Bildiğiniz
gibi, ben her müzik türünü seviyorum. Ama en çok caz, blues, elektronik,
deneysel, house, soul, folk, R&B, alternatif gibi, geniş kitlelerin pek sevmediği türleri ya da henüz keşfedip popüler
kültürde eritmediği şarkıcıları dinlemekten hoşlanıyorum. Müzik piyasasında
henüz pek fazla keşfedilmemiş Bea Miller da, işte tam bu yüzden ilgimi çekti
belki.
Şubat
2018’de çıkan Aurora albümünü iki hafta içinde elli kez dinlemiş olabilirim. Normalde
bu tarz “ergen” sanatçıları pek sevmem, ama Bea Miller’ın farklı bir duruşu, tarzı
ve tavrı da var gibi. Popülerler içinde Rihanna ve Lana Del Rey’i andırıyor.
Genç bir şarkıcı olduğu için tarzıyla The Pierces (pop rock) arasında
benzerlikler kurulabilir. Hatta enerjisiyle yer yer Feist’i (indie pop, folk
şarkıcısı) bile çağrıştırıyor. Yani oturaklı, güçlü şarkılara imza atmış
Miller.
Aurora albümü 14
şarkıdan oluşuyor. Song Like You, Burning Bridges, Motherlove, I Can’t Breathe,
Like That, Buy Me Diamonds, Outside, Girlfriend, Bored, Warmer, Repercussions,
S.L.U.T., Crash&Burn ve To the Grave. Aurora, Miller’in aslında son birkaç
yılda çıkardığı üç şarkılık mini albümlerinin, birkaç yeni şarkıyla
genişletilmiş hali. Benim favori şarkılarım Burning Bridges, Like That, Song
Like You, Crash&Burn ve To the Grave. Like That, Burning Bridges, Song Like
You ve To the Grave’i mutlaka dinleyin (kliplerini izleyerek).
Song Like You,
onu keşfettiğim parça oldu. Enerjik, hareketli, kıpır kıpır bir şarkı.
Miller
hem coşkulu hem slow şarkıları ustalıkla söylüyor. Hepsi de ona yakışıyor. Like That şarkısı çok iyi. En bilinen şarkılarından biri de bu ama 5 milyonda kalmış. Anlamak güç.
İki
buçuk dakikalık Crash&Burn ise albümün en gotik ama en iddialı parçası
olabilir. Bir kez dinledikten sonra bile kendimi nakaratı tekrarlarken buldum.
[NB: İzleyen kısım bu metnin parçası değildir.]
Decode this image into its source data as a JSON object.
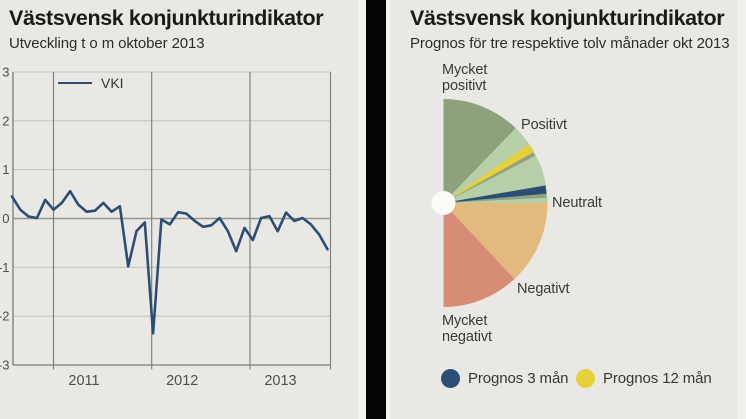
{
  "left_panel": {
    "title": "Västsvensk konjunkturindikator",
    "subtitle": "Utveckling t o m oktober 2013",
    "legend": {
      "label": "VKI"
    },
    "chart_data": {
      "type": "line",
      "title": "Västsvensk konjunkturindikator",
      "subtitle": "Utveckling t o m oktober 2013",
      "ylim": [
        -3,
        3
      ],
      "y_ticks": [
        3,
        2,
        1,
        0,
        -1,
        -2,
        -3
      ],
      "x_tick_labels": [
        "2011",
        "2012",
        "2013"
      ],
      "grid": true,
      "legend_position": "top-left",
      "line_color": "#2c4e75",
      "x_start": "2010-08",
      "x_end": "2013-10",
      "x_interval": "monthly",
      "series": [
        {
          "name": "VKI",
          "values": [
            0.45,
            0.18,
            0.04,
            0.01,
            0.38,
            0.18,
            0.32,
            0.56,
            0.28,
            0.14,
            0.16,
            0.32,
            0.14,
            0.25,
            -0.98,
            -0.26,
            -0.08,
            -2.35,
            -0.02,
            -0.12,
            0.13,
            0.1,
            -0.05,
            -0.17,
            -0.14,
            0.01,
            -0.26,
            -0.67,
            -0.19,
            -0.44,
            0.01,
            0.05,
            -0.26,
            0.12,
            -0.05,
            0.01,
            -0.12,
            -0.33,
            -0.63
          ]
        }
      ]
    }
  },
  "right_panel": {
    "title": "Västsvensk konjunkturindikator",
    "subtitle": "Prognos för tre respektive tolv månader okt 2013",
    "labels": {
      "mycket_positivt": "Mycket\npositivt",
      "positivt": "Positivt",
      "neutralt": "Neutralt",
      "negativt": "Negativt",
      "mycket_negativt": "Mycket\nnegativt"
    },
    "chart_data": {
      "type": "pie",
      "style": "right-facing semicircle gauge, 0deg = up, 180deg = down",
      "scale_labels": [
        {
          "text": "Mycket positivt",
          "angle_deg": 0
        },
        {
          "text": "Positivt",
          "angle_deg": 45
        },
        {
          "text": "Neutralt",
          "angle_deg": 90
        },
        {
          "text": "Negativt",
          "angle_deg": 135
        },
        {
          "text": "Mycket negativt",
          "angle_deg": 180
        }
      ],
      "segments": [
        {
          "key": "mycket-positivt-range",
          "from_deg": 0,
          "to_deg": 44,
          "color": "#8ca17c"
        },
        {
          "key": "positivt-range",
          "from_deg": 44,
          "to_deg": 90,
          "color": "#b7cfa8"
        },
        {
          "key": "neutralt-range",
          "from_deg": 90,
          "to_deg": 137,
          "color": "#e2ba7d"
        },
        {
          "key": "negativt-range",
          "from_deg": 137,
          "to_deg": 180,
          "color": "#d78d75"
        }
      ],
      "needles": [
        {
          "key": "prognos-12-man",
          "label": "Prognos 12 mån",
          "angle_deg": 58,
          "width_deg": 5,
          "color": "#e6d03c"
        },
        {
          "key": "prognos-3-man",
          "label": "Prognos 3 mån",
          "angle_deg": 82.5,
          "width_deg": 4.6,
          "color": "#2c4e75"
        }
      ],
      "hub_color": "#fcfbf7"
    },
    "legend": [
      {
        "key": "prognos-3-man",
        "label": "Prognos 3 mån",
        "color": "#2c4e75"
      },
      {
        "key": "prognos-12-man",
        "label": "Prognos 12 mån",
        "color": "#e6d03c"
      }
    ]
  },
  "colors": {
    "background": "#e9e8e4",
    "divider_black": "#040404",
    "divider_white": "#f4f3ef",
    "accent_blue": "#2c4e75",
    "accent_yellow": "#e6d03c",
    "green_dark": "#8ca17c",
    "green_light": "#b7cfa8",
    "tan": "#e2ba7d",
    "salmon": "#d78d75",
    "grid_light": "#c6c5c1",
    "grid_dark": "#7d7b77",
    "tick_text": "#514f4b"
  }
}
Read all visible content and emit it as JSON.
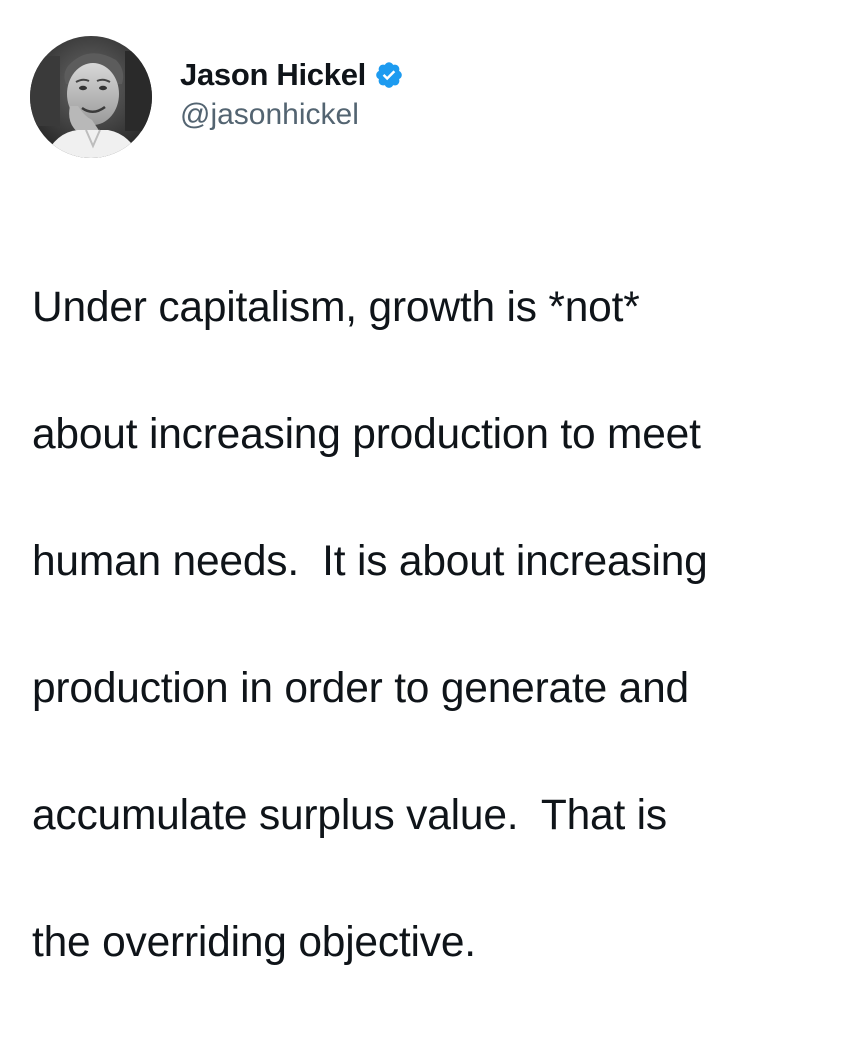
{
  "author": {
    "display_name": "Jason Hickel",
    "handle": "@jasonhickel",
    "verified": true,
    "avatar_icon": "profile-photo",
    "verified_icon": "verified-badge-icon",
    "verified_color": "#1d9bf0"
  },
  "tweet": {
    "lines": [
      "Under capitalism, growth is *not*",
      "about increasing production to meet",
      "human needs.  It is about increasing",
      "production in order to generate and",
      "accumulate surplus value.  That is",
      "the overriding objective."
    ]
  }
}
“Ain't nobody gotten through to me / Nobody gotten through to me / Nobody gotten,
nobody-body got through, but you.” Evet, albümün gizli hit'i ilan ediyorum kendisini! Youtube'da henüz sadece 161 bin kez dinlenmiş.
Burning Bridges bir diğer güçlü şarkısı... Bu harika şarkıya sadece 2 milyon "tık" nedir ya? Kaldı ki, Bea'nın şarkılarının klipleri de son derece özenilmiş, başarılı klipler görsel olarak.
Bu şarkısına da bayılıyorum. To the Grave. "No fancy covering, you get just what you see..." Atmosferi gerçekten çok iyi. Ne var ki, 768 bini geçememiş!
Daha önceden single olarak
çıkardığı Yes Girl de muhteşem, güçlü bir şarkı. Klibi de öyle. "But I won't be your yes girl, no, not anymore / Just let me go, just let me go / Won't be your yes girl, no, not anymore." Şarkılarının neredeyse tamamı bir mesaj veriyor.
Bea Miller, bizdeki Aleyna Tilki'yle aynı yaşta ama çıtası ne kadar yukarıda farkında mısınız? Ben daha şimdiden Bea Miller'ın adını Rihanna, Lana Del Rey gibi isimlerle birlikte andım mesela.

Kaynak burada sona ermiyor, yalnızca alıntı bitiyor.